As all sides continue to jostle over a new farm bill, Sen. Charles Grassley of Iowa is an enthusiastic member of the scrum.

Last week, the Republican introduced a new plan hoping to break the current impasse. The plan, a four-point payment limitation proposal developed by the Center for Rural Affairs — a Nebraska-based think tank — could save up to $2 billion over a decade, claims Grassley.

“I plan on writing to (Senate Agriculture Committee) Chairman Tom Harkin and (USDA) Deputy Secretary Chuck Conner to encourage substantive conversations on payment limitations,” said Grassley in late March while traveling in his home state. “Farm bill negotiations have clearly pointed to the difficulty in finding acceptable financing mechanisms that meet the demands for farm bill funding as well as having substantial reforms.”

Grassley’s letter, co-signed by Sen. Byron Dorgan, N.D.-D, was sent March 26. In part, it reads:

Dear Chairman Harkin and Deputy Secretary Connor,

The purpose of this letter is to encourage a conversation between the two of you on the recently proposed four-point plan for payment limitations, both on its merits and in relation to the widely reported need to close a sizeable gap between funding levels and available offsets….

The four-point proposal … attempts to get us closer to a politically acceptable compromise by:

• Reducing payment limitations and income limitations only when prices are above target price, which should be acceptable to (House Agriculture Committee) Chairman Collin Peterson, who has been willing to sacrifice all payments in years of high commodity prices;

• Softening the impact of reduced limits on cotton, rice and peanuts in recognition of the differences between northern and southern agriculture;

• Incorporating the (Bush) administration proposal to lower Adjusted Gross Income limits, but with a feature to increase the savings by reducing payments on cash rented land owned by high income landlords; and

• Responding to the findings of the GAO (General Accounting Office) and USDA Payment Limitations Commission by incorporating the primary control and actively engaged in farming provisions of (an earlier Grassley/Dorgan proposal).

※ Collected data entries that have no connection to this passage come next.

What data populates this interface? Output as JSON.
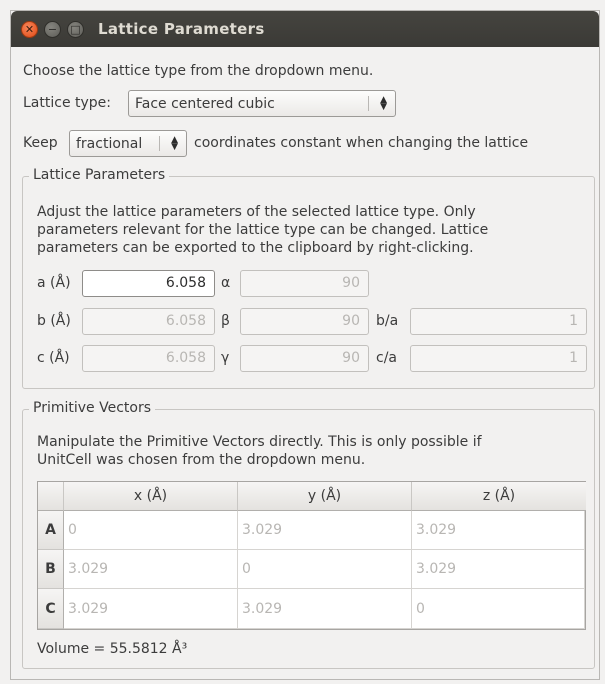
{
  "window": {
    "title": "Lattice Parameters"
  },
  "intro": "Choose the lattice type from the dropdown menu.",
  "lattice_type": {
    "label": "Lattice type:",
    "value": "Face centered cubic"
  },
  "keep": {
    "label": "Keep",
    "value": "fractional",
    "suffix": "coordinates constant when changing the lattice"
  },
  "lattice_params": {
    "legend": "Lattice Parameters",
    "desc": [
      "Adjust the lattice parameters of the selected lattice type. Only",
      "parameters relevant for the lattice type can be changed. Lattice",
      "parameters can be exported to the clipboard by right-clicking."
    ],
    "a_label": "a (Å)",
    "a_value": "6.058",
    "b_label": "b (Å)",
    "b_value": "6.058",
    "c_label": "c (Å)",
    "c_value": "6.058",
    "alpha_label": "α",
    "alpha_value": "90",
    "beta_label": "β",
    "beta_value": "90",
    "gamma_label": "γ",
    "gamma_value": "90",
    "ba_label": "b/a",
    "ba_value": "1",
    "ca_label": "c/a",
    "ca_value": "1"
  },
  "primitive": {
    "legend": "Primitive Vectors",
    "desc": [
      "Manipulate the Primitive Vectors directly. This is only possible if",
      "UnitCell was chosen from the dropdown menu."
    ],
    "columns": [
      "x (Å)",
      "y (Å)",
      "z (Å)"
    ],
    "rows": [
      {
        "label": "A",
        "cells": [
          "0",
          "3.029",
          "3.029"
        ]
      },
      {
        "label": "B",
        "cells": [
          "3.029",
          "0",
          "3.029"
        ]
      },
      {
        "label": "C",
        "cells": [
          "3.029",
          "3.029",
          "0"
        ]
      }
    ],
    "volume": "Volume = 55.5812 Å³"
  }
}
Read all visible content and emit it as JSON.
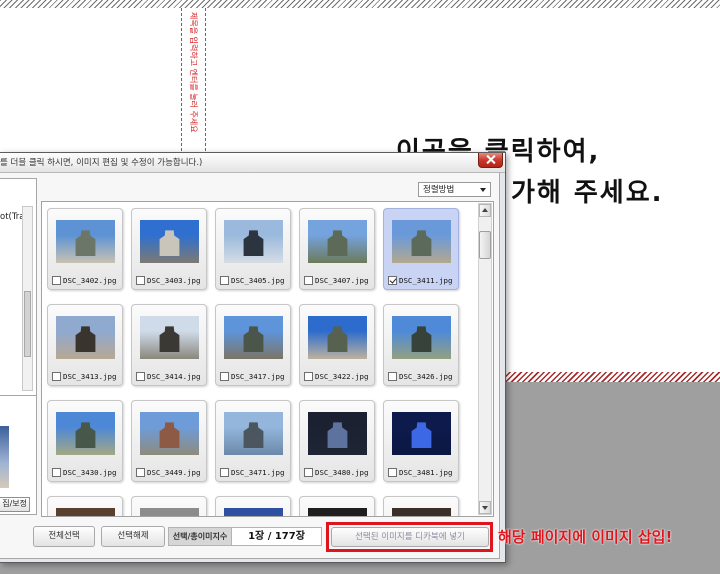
{
  "colors": {
    "accent_red": "#e0141c",
    "selected_card": "#c9d3f3",
    "page_gray": "#9f9f9f"
  },
  "page": {
    "title_guide": "제목을 입력하고 엔터를 눌러 주세요",
    "hint_line1": "이곳을 클릭하여,",
    "hint_line2": "가해 주세요.",
    "callout": "해당 페이지에 이미지 삽입!"
  },
  "dialog": {
    "title": "를 더블 클릭 하시면, 이미지 편집 및 수정이 가능합니다.)",
    "close_icon": "close-icon",
    "sort": {
      "label": "정렬방법",
      "icon": "chevron-down-icon"
    },
    "left_panel": {
      "tree_item": "ot(Tran",
      "edit_button": "집/보정"
    },
    "grid": {
      "thumbnails": [
        {
          "filename": "DSC_3402.jpg",
          "checked": false,
          "colors": [
            "#5d93d5",
            "#6b7668",
            "#c8c2b2"
          ]
        },
        {
          "filename": "DSC_3403.jpg",
          "checked": false,
          "colors": [
            "#2f6fd0",
            "#c9c5ba",
            "#7d7a72"
          ]
        },
        {
          "filename": "DSC_3405.jpg",
          "checked": false,
          "colors": [
            "#9ab9dc",
            "#2c3440",
            "#d5dde6"
          ]
        },
        {
          "filename": "DSC_3407.jpg",
          "checked": false,
          "colors": [
            "#74a3de",
            "#5d6a58",
            "#6d7a5a"
          ]
        },
        {
          "filename": "DSC_3411.jpg",
          "checked": true,
          "colors": [
            "#6a99da",
            "#5b6a5a",
            "#b4a88e"
          ]
        },
        {
          "filename": "DSC_3413.jpg",
          "checked": false,
          "colors": [
            "#8fa9cf",
            "#3a342e",
            "#b8a894"
          ]
        },
        {
          "filename": "DSC_3414.jpg",
          "checked": false,
          "colors": [
            "#d0dbea",
            "#3a3934",
            "#8a877c"
          ]
        },
        {
          "filename": "DSC_3417.jpg",
          "checked": false,
          "colors": [
            "#5e94da",
            "#4a564a",
            "#7a7566"
          ]
        },
        {
          "filename": "DSC_3422.jpg",
          "checked": false,
          "colors": [
            "#2d6ccc",
            "#56614f",
            "#bcb29e"
          ]
        },
        {
          "filename": "DSC_3426.jpg",
          "checked": false,
          "colors": [
            "#4e8ad8",
            "#37433a",
            "#93a080"
          ]
        },
        {
          "filename": "DSC_3430.jpg",
          "checked": false,
          "colors": [
            "#4d88d6",
            "#47574a",
            "#a3a884"
          ]
        },
        {
          "filename": "DSC_3449.jpg",
          "checked": false,
          "colors": [
            "#6e9cd8",
            "#8d5b45",
            "#8e8b7c"
          ]
        },
        {
          "filename": "DSC_3471.jpg",
          "checked": false,
          "colors": [
            "#94b6dd",
            "#4b565e",
            "#6b88a8"
          ]
        },
        {
          "filename": "DSC_3480.jpg",
          "checked": false,
          "colors": [
            "#1b2130",
            "#5e72a0",
            "#1e2535"
          ]
        },
        {
          "filename": "DSC_3481.jpg",
          "checked": false,
          "colors": [
            "#0d1a4c",
            "#3c68e6",
            "#0b1742"
          ]
        },
        {
          "colors": [
            "#5a3f2e",
            "#6a4a36",
            "#5a3f2e"
          ]
        },
        {
          "colors": [
            "#8c8c8c",
            "#777777",
            "#8c8c8c"
          ]
        },
        {
          "colors": [
            "#2f4fa0",
            "#3a5cb0",
            "#2f4fa0"
          ]
        },
        {
          "colors": [
            "#1f1f22",
            "#2a2a30",
            "#1f1f22"
          ]
        },
        {
          "colors": [
            "#3b2f29",
            "#4a3a30",
            "#3b2f29"
          ]
        }
      ]
    },
    "footer": {
      "select_all": "전체선택",
      "deselect": "선택해제",
      "count_label": "선택/총이미지수",
      "count_value": "1장 / 177장",
      "insert_button": "선택된 이미지를 디카북에 넣기"
    }
  }
}
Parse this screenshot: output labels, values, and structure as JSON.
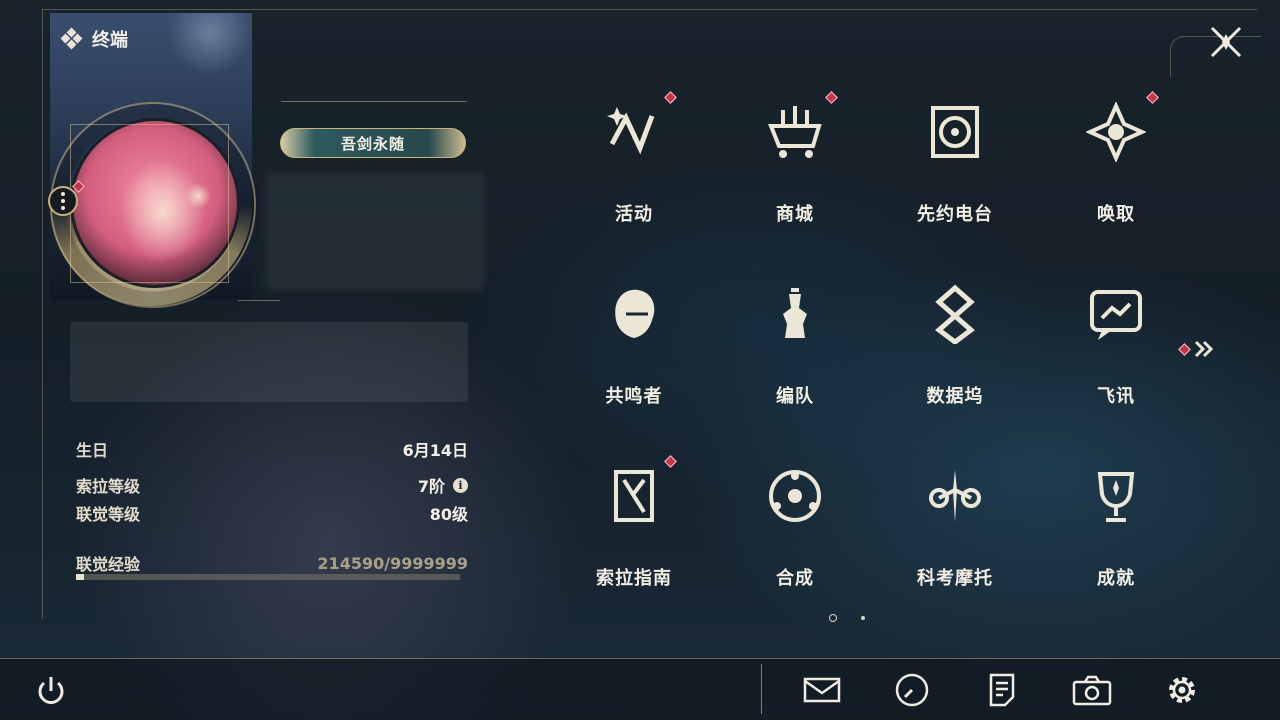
{
  "header": {
    "title": "终端"
  },
  "profile": {
    "title_badge": "吾剑永随"
  },
  "stats": {
    "birthday_label": "生日",
    "birthday_value": "6月14日",
    "sola_level_label": "索拉等级",
    "sola_level_value": "7阶",
    "union_level_label": "联觉等级",
    "union_level_value": "80级",
    "union_exp_label": "联觉经验",
    "union_exp_value": "214590/9999999",
    "union_exp_progress": 0.0215
  },
  "menu": {
    "items": [
      {
        "label": "活动",
        "icon": "activity-icon",
        "badge": true
      },
      {
        "label": "商城",
        "icon": "shop-icon",
        "badge": true
      },
      {
        "label": "先约电台",
        "icon": "radio-icon",
        "badge": false
      },
      {
        "label": "唤取",
        "icon": "convene-icon",
        "badge": true
      },
      {
        "label": "共鸣者",
        "icon": "resonator-icon",
        "badge": false
      },
      {
        "label": "编队",
        "icon": "team-icon",
        "badge": false
      },
      {
        "label": "数据坞",
        "icon": "data-bank-icon",
        "badge": false
      },
      {
        "label": "飞讯",
        "icon": "message-icon",
        "badge": false
      },
      {
        "label": "索拉指南",
        "icon": "guidebook-icon",
        "badge": true
      },
      {
        "label": "合成",
        "icon": "synthesis-icon",
        "badge": false
      },
      {
        "label": "科考摩托",
        "icon": "motorbike-icon",
        "badge": false
      },
      {
        "label": "成就",
        "icon": "achievement-icon",
        "badge": false
      }
    ],
    "pages": 2,
    "current_page": 1
  },
  "colors": {
    "accent": "#c9b47f",
    "badge": "#c8344a",
    "text": "#f2eee4"
  }
}
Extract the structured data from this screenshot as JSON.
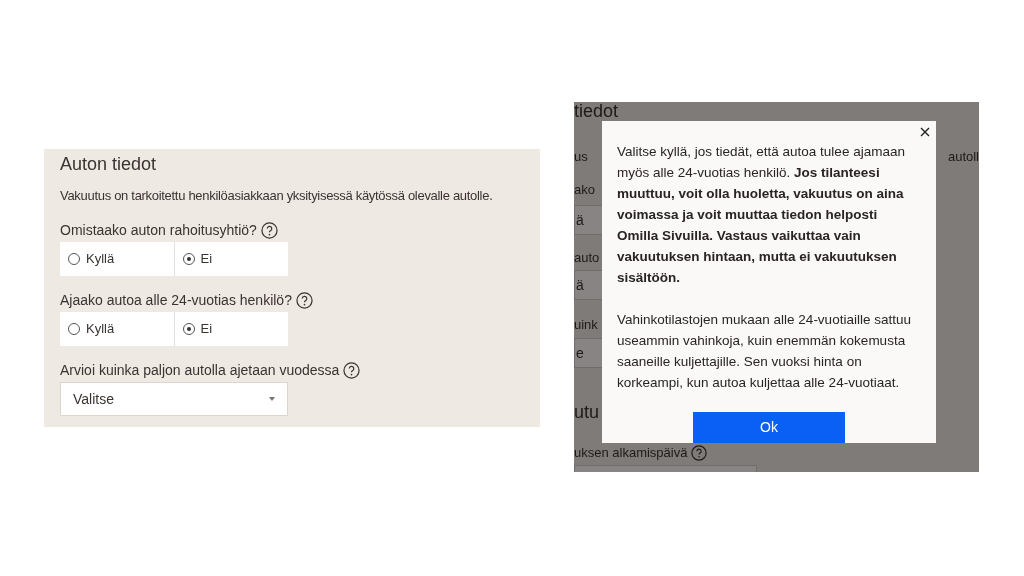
{
  "form": {
    "title": "Auton tiedot",
    "intro": "Vakuutus on tarkoitettu henkilöasiakkaan yksityisessä käytössä olevalle autolle.",
    "questions": [
      {
        "kind": "radio",
        "label": "Omistaako auton rahoitusyhtiö?",
        "options": [
          {
            "label": "Kyllä",
            "selected": false
          },
          {
            "label": "Ei",
            "selected": true
          }
        ]
      },
      {
        "kind": "radio",
        "label": "Ajaako autoa alle 24-vuotias henkilö?",
        "options": [
          {
            "label": "Kyllä",
            "selected": false
          },
          {
            "label": "Ei",
            "selected": true
          }
        ]
      },
      {
        "kind": "select",
        "label": "Arvioi kuinka paljon autolla ajetaan vuodessa",
        "value": "Valitse"
      }
    ]
  },
  "background_page": {
    "rows": [
      {
        "kind": "heading",
        "text": "tiedot"
      },
      {
        "kind": "text",
        "text": "us",
        "right_text": "autoll"
      },
      {
        "kind": "text",
        "text": "ako"
      },
      {
        "kind": "field",
        "text": "ä"
      },
      {
        "kind": "text",
        "text": "auto"
      },
      {
        "kind": "field",
        "text": "ä"
      },
      {
        "kind": "text",
        "text": "uink"
      },
      {
        "kind": "field",
        "text": "e"
      },
      {
        "kind": "heading",
        "text": "utu"
      },
      {
        "kind": "text",
        "text": "uksen alkamispäivä",
        "help": true
      },
      {
        "kind": "date_field"
      }
    ]
  },
  "dialog": {
    "paragraphs": [
      "Valitse kyllä, jos tiedät, että autoa tulee ajamaan myös alle 24-vuotias henkilö. **Jos tilanteesi muuttuu, voit olla huoletta, vakuutus on aina voimassa ja voit muuttaa tiedon helposti Omilla Sivuilla. Vastaus vaikuttaa vain vakuutuksen hintaan, mutta ei vakuutuksen sisältöön.**",
      "Vahinkotilastojen mukaan alle 24-vuotiaille sattuu useammin vahinkoja, kuin enemmän kokemusta saaneille kuljettajille. Sen vuoksi hinta on korkeampi, kun autoa kuljettaa alle 24-vuotiaat."
    ],
    "button": "Ok"
  }
}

In recent days, farm bill negotiations have clearly pointed to the continuing difficulty in finding acceptable financing mechanisms that meet the demands for farm bill funding. We believe that a sizeable amount of the gap might be found in adopting the four-point program.

In response to our request, the Congressional Budget Office estimated preliminary savings of $1.186 billion over 10 years for the four-point program.

We understand that the Center for Rural Affairs recently presented Sen. Harkin with a revised version of the four-point program that they believe would be scored in the range of $2 billion.

The farm program, as it currently exists, too often directs payments in amounts that defy common sense or logic. Limiting farm program payments is good government on its own merits. At a time when there is an earnest search to find savings that will allow the farm bill to move forward, we urge the two of you to give careful consideration to (this proposal).

We thank you for your attention to this matter and look forward to hearing back from you concerning discussions on the subject.